Added commentary by Hannah Russell
Kali: Waste Not Want Not was an Earth Fest event organized by the University of Idaho’s Sustainability Center that is dedicated to introducing, and in some cases re-introducing, the concept of upcycling to University of Idaho students, teachers, faculty and those within the surrounding community of Moscow. Hannah Russell and I were asked to participate in order to emphasize the cultural components involved in upcycling.
Hannah: This was a really fun project and turned out to be quite collaborative. Not only did we work with the Sustainability Center, I also had the opportunity to interview U of I faculty in the History Department (Dr. Adam Sowards), in the Art and Architecture Department (Wendy McClure), and faculty in the Sociology and Anthropology Department (Dr. Lee Sappington and Dr. Priscilla Wegars). It was really insightful to learn about different cultural aspects of upcycling and reuse from these individuals, and to support an event that highlights human creativity and ingenuity!
The project also offered a great way to get out into the community to see how upcycling and reuse have been incorporated into the fabric of Moscow over the years. I found excellent examples of repurposed buildings (like the 1912 Center, an old high school converted into a community center) and materials for the use in construction of new structures (such as an old dug out structure built using old railroad ties), artistic upcycling ( for example, a wine bottle holder made out of horse shoes and rebar), and other practical forms of upcycling as well.
Some of my favorite upcycled staples around Moscow were the bike racks. As it happens, there are a lot of upcycled bike racks made out of old bikes, or, in one case, made out of bed frames! It was really great to see how creative the city and local businesses have been in accommodating bikes, as being a university town Moscow is a very bike-friendly place.
What is upcycling?
Unlike recycling where a materials composition is reduced to a chemical state and then combined with other materials to make a new product, upcycling is the re-use or re-purpose of materials in their original form and in some cases by physically altering the materials (cutting, gluing, etc.) in order to create something new. For example, instead of taking your soda pop bottle to the recycling center where eventually a new plastic container can be made later, you instead make it into a home planter.

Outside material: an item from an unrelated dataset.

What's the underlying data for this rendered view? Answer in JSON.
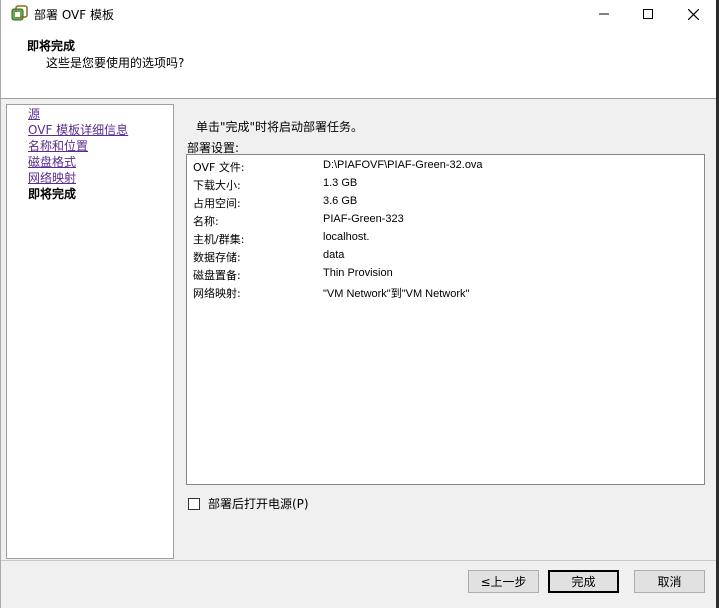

How is upcycling cultural?
There are many examples of upcycling being used to create cultural materials throughout history. During colonial periods many indigenous populations incorporated parts of new materials from settlers, such as tin cans or beads, onto their regalia. In many cases, this was a way to keep cultural traditions alive when faced with a lack of materials due to either restricted access or competition of resources. Socioeconomics lead most people in the United States during the Great Depression to make the most out of every item they had; glass bottles, wood scraps, and tin containers were all repurposed several times over, and when they could no longer serve their original function the parts were upcycled into things like: glass bottle bottom decorators for flower beds, melted down metal scrap weapons, tin patches for machines and structures, wood patched roofs, clothes from fabrics (such as curtains or sheets) and boot strap book holders, among many others.

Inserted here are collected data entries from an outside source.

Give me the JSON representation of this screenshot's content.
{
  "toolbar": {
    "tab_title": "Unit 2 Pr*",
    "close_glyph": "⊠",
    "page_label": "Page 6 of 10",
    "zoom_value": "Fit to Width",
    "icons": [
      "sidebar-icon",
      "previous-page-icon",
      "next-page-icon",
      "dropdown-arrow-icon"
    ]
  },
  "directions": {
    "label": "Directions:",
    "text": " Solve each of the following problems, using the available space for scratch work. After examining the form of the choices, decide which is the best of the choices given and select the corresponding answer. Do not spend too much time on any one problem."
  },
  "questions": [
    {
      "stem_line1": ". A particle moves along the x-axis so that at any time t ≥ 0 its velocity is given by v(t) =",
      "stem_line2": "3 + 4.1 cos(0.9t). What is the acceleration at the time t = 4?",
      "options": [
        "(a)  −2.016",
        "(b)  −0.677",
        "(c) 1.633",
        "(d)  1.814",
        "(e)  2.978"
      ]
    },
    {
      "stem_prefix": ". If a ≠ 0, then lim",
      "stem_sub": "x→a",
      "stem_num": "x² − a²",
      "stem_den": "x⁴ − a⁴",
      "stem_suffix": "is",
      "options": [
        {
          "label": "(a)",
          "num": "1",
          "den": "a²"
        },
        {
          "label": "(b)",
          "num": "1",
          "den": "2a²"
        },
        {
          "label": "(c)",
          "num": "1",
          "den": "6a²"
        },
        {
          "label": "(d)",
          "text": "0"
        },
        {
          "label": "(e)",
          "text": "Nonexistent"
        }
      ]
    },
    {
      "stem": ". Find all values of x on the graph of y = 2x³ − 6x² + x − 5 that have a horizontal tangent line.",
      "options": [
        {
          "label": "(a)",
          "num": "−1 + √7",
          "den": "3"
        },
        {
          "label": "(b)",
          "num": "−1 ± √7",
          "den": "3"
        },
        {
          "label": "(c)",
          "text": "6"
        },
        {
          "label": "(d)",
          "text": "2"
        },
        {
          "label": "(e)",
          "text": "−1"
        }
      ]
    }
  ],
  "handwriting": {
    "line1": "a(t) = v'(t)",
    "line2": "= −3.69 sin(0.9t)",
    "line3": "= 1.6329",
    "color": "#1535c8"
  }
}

Today, during a recession we see the same shift within micro-economies trying to get as much out of an item as possible. In many respects, this flies in the face of the “consumerism” ideals our society has been built around, especially within the increased emphasis of convenience marketing for products over the last 30 years. Locally, people are taking advantage of basic materials by upcycling things rather than recycling them (or worse still, just tossing them out). For example, those in the gardening community are turning broken tea pots into decorative planters or even bird feeders, those in the home are using soup cans to make office pen/pencil organizers, and outdoor lovers are using old bike tubes to make wallets.
You always hear about the Re-: recycling, reusing, and repurposing, but, in fact, many of the aspects for those actions crossover into upcycling, and yes it has a name. Upcycling is as much a part of contemporary culture today as it has been throughout history. It can reflect a shift in cultural values and/or it can be a reflection of socio-economic structures within a society. Upcycling and culture can, and do, go hand-in-hand.
Hannah: It was a lot of fun putting together all of the materials for this event and being able to share it with the UI community. While the UI Sustainability Center set up project stations for students to come and make their own quick upcycled projects, Kali and I made a number of more time-consuming upcycled items for display and raffle. Probably the most fun (and time-consuming) thing that I made were a pair of shoes made from an old sun faded corduroy skirt, old holey jeans, and a busted out bike tire tube (bike parts apparently lend themselves well to upcycled projects). Kali, you made a lot of really neat projects for the event.
Kali: Yes, one of the more interesting projects was an upcycled trashcan from old magazines, which took a lot of time, but was my favorite project. Also, another big hit with the visitors were the lunch pails upcycled out of milk jugs. Other projects included: decorative dessert stands, soup can and glass jar office organizers, and tee-shirt scarves. All of these projects can be found on the Anthropology Graduate Student Committee’s Pintrest site, in case you want to replicate them
Most importantly, we would like to thank the UI Sustainability Center for the invitation to partner with them for this event, the UI faculty/staff video participants for their time and effort, and all those who came to and participated in this Earth Fest event.